RELIABILITY OF SINGLE AND DOUBLE PROBING ATTACHMENT LEVEL MEASUREMENTS

Clarification of the reliability associated with probing attachment level measurements and with diagnostic rules derived from them is necessary to examine the potential of these measurements as reliable markers of the disease process and as an outcome measure in clinical treatment studies. The purpose of the present study was to describe and compare the longitudinal reliability of single and double probing attachment level measurable by estimating false positive and false negative rates. In 20 systemically healthy adults with untreated advanced adult periodontitis, probing attachment levels and probing depth were measured at 6 sites in all teeth at the start of the study, and every 30 days thereafter for 11 months.
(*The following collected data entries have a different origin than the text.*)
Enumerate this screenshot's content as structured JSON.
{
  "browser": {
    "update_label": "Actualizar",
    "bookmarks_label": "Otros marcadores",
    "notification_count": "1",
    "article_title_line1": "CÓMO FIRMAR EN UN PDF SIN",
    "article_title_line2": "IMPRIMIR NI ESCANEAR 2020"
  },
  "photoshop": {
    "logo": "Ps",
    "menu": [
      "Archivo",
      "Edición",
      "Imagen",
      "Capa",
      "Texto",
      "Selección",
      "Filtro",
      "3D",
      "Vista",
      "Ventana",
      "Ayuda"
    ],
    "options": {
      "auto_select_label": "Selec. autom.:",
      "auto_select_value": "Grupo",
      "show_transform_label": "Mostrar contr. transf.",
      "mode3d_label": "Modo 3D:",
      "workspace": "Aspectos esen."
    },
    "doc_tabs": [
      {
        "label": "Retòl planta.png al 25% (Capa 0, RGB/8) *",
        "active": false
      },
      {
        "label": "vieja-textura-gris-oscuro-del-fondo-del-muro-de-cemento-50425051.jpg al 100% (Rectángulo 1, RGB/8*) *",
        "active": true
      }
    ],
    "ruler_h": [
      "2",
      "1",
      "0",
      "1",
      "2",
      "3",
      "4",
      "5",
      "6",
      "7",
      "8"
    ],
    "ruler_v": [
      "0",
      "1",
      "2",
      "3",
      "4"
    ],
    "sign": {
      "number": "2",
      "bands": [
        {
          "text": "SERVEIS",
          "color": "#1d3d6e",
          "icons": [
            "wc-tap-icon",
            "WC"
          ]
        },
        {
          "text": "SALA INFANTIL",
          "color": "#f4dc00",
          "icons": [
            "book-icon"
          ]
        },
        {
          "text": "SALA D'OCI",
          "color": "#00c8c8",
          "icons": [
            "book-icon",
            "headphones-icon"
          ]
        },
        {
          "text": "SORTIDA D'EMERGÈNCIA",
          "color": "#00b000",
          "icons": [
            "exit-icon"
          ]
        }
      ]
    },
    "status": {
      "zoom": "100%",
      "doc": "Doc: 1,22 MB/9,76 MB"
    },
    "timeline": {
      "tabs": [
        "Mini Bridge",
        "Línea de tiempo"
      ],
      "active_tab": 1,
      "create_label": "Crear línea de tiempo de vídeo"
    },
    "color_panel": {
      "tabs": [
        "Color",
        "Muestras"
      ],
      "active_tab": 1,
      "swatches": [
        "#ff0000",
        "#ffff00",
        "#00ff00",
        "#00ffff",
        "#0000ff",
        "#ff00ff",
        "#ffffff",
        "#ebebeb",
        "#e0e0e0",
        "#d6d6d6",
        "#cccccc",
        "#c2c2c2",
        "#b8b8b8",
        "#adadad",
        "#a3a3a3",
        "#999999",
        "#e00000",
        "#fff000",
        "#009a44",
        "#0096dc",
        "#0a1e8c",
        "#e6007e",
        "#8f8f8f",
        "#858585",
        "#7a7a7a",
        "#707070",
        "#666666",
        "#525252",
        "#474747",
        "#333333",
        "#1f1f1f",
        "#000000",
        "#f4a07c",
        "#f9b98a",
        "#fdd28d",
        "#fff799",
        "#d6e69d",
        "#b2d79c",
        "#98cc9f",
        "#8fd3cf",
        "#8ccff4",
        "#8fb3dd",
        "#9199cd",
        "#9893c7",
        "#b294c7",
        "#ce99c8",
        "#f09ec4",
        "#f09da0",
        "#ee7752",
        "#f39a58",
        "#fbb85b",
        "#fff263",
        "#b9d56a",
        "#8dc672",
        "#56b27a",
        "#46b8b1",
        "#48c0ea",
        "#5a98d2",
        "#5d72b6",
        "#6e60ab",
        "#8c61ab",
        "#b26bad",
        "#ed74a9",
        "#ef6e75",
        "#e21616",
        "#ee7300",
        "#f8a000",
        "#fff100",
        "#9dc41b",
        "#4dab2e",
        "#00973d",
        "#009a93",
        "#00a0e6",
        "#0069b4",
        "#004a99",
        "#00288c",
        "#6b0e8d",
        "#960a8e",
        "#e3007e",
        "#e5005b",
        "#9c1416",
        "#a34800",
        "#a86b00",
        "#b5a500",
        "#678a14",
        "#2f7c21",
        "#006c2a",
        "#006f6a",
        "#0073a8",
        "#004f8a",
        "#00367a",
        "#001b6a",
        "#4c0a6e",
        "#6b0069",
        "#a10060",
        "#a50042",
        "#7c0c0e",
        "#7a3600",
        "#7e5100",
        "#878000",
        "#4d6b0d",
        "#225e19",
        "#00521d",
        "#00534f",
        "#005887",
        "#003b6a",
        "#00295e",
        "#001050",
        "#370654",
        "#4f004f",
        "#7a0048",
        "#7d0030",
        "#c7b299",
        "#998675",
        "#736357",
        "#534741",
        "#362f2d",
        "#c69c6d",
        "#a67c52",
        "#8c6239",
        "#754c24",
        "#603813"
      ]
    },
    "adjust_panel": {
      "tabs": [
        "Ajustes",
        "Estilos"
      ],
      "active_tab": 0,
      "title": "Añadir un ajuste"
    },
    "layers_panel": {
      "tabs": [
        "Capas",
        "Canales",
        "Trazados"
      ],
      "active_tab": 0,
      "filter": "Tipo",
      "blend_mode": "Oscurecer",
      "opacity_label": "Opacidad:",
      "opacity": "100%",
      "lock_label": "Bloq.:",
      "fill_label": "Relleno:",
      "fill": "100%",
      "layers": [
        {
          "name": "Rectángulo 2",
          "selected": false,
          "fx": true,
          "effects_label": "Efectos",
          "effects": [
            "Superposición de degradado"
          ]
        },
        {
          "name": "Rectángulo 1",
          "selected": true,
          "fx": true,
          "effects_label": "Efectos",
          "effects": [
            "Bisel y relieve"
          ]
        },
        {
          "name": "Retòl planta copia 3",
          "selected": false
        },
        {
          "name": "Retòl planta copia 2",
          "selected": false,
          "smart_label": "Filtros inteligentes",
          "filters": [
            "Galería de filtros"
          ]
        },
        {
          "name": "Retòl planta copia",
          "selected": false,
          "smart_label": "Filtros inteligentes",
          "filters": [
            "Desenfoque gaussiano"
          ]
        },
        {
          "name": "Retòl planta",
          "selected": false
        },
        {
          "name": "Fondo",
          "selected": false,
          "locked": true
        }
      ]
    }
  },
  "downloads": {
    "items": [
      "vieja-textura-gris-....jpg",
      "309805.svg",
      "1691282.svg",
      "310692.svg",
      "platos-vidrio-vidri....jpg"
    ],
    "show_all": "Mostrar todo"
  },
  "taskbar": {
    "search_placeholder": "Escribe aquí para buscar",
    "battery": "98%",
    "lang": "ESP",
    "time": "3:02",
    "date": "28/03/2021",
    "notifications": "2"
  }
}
Attachment levels were double measured, using acrylic onlays providing reference points and an electronic pressure sensitive probe. Attachment loss from baseline of 2.5 mm or more was used to accept dynamic attachment loss. The statistical methods for the cross-sectional analysis included mean absolute differences between double measurements and cross-correlations. Longitudinal analyses, expressing estimates of diagnostic error rates were made using maximum likelihood methods. 5 measurement protocols were compared. The results showed that the mean absolute difference between replicate measurements was 0.095 mm in bicuspids and 0.107 mm in molars. The mean absolute differences decreased over time from 0.128 mm in visit 3 to 0.08 mm in visit 7. Correlation coefficients for replicate measurements were higher than 0.98. In general, false positive rates were markedly lower (less than or equal to 0.02) than false negative rates (less than or equal to 0.31). The relative sample size required to obtain comparable statistical power, was minimized in premolars when using the first of 2 measurements or the mean of 2 measurements, and in molars when using the first of 2 measurements. The methodology used in the present study provides guidelines for designing clinical studies which maintain statistical power by balancing off examiner reliability and sample size.